In May 2023, Newfields reopened their American galleries under the title "Work in Progress: Conversations about American Art", featuring two of Rhodes' paintings: "Big White System" (2022) and "Red Handed" (2022). The artists selected to contribute work called themselves "The Looking Glass Alliance" and included Nasreen Khan, Tatjana Rebelle, Jordan Ryans, Bobby Young, and Rhodes. Rhodes contributed to the development of "Work in Progress" by painting two pieces in response to preexisting paintings in the Newfields collection with the aim of filling in the blanks in the original paintings' narratives. "Red Handed," referred to the red handprint from the Black Lives Matter mural, and was painted in response to Barkley Hendricks's "Dr. Kool" (1973) painting.
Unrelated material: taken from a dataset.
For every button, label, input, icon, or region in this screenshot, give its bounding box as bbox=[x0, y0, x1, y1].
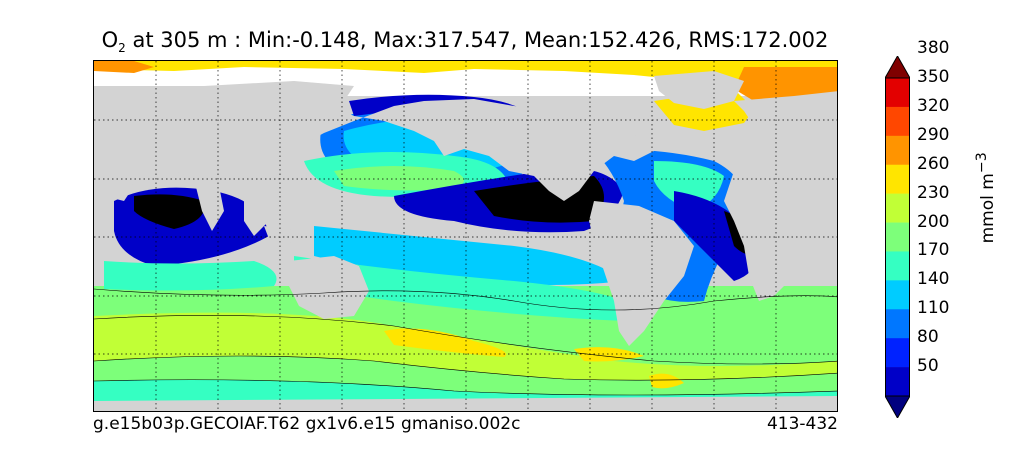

Rhodes depicted a contemporary black man "caught" being black in the light of America's criticism While the man is depicted as confident, even holding a peacock feather in his breast pocket to symbolize the pride he has in his Blackness, the style of clothing he is wearing could be seen as funerary. Rhodes intended "Red Handed" to show what happens to a black man who is targeted based on his outward appearance. "Big White System" was Rhodes's response to John Wesley Hardrick's "Little Brown Girl" (1927). "Big White System" was meant to highlight the "omitted" historical context behind "Little Brown Girl," which was painted during a time in which the Ku Klux Klan was having a resurgence in Indiana.

In 2024, Rhodes was selected to be a part of the All Lanes Lead to Indy Art Project. The Indy Arts Council, Indiana Sports Corp. and USA Swimming chose five artists to create original artwork to welcome attendees of the U.S. Olympic Swimming Trials at the Lucus Oil Stadium in Indianapolis. Joy Hernandez, Lucie Rice, Mary Mindiola, and Monroe Bush and Rhodes were selected. Rhodes's piece was a painting titled "Emerge," and aimed to bring attention to those in the black community who might not have the money for swim classes.

In late 2024, Rhodes' work was featured in "Self-serenades." The exhibition was a collaboration between the Indianapolis Symphony Orchestra and GANGGANG, and included two exhibitions ("Self-Serenades" and "Hector Del Campo: Perennial Topographies") located in the Oval Promenade and Wood Room at the Hilbert Circle Theatre.

== Work ==

- "Colored King" and "Woman of Paradise," We. The Culture at Newfields (2022–2023)
- PHS Philadelphia Flower Show Mural (2023)
- Work in Progress: Conversations about American Art (2023)
- "Monkey See, Monkey Do," BUTTER Art Fair, 2023.
- "Reasons" at the Indiana Memorial Union art collection, Indiana University, Bloomington.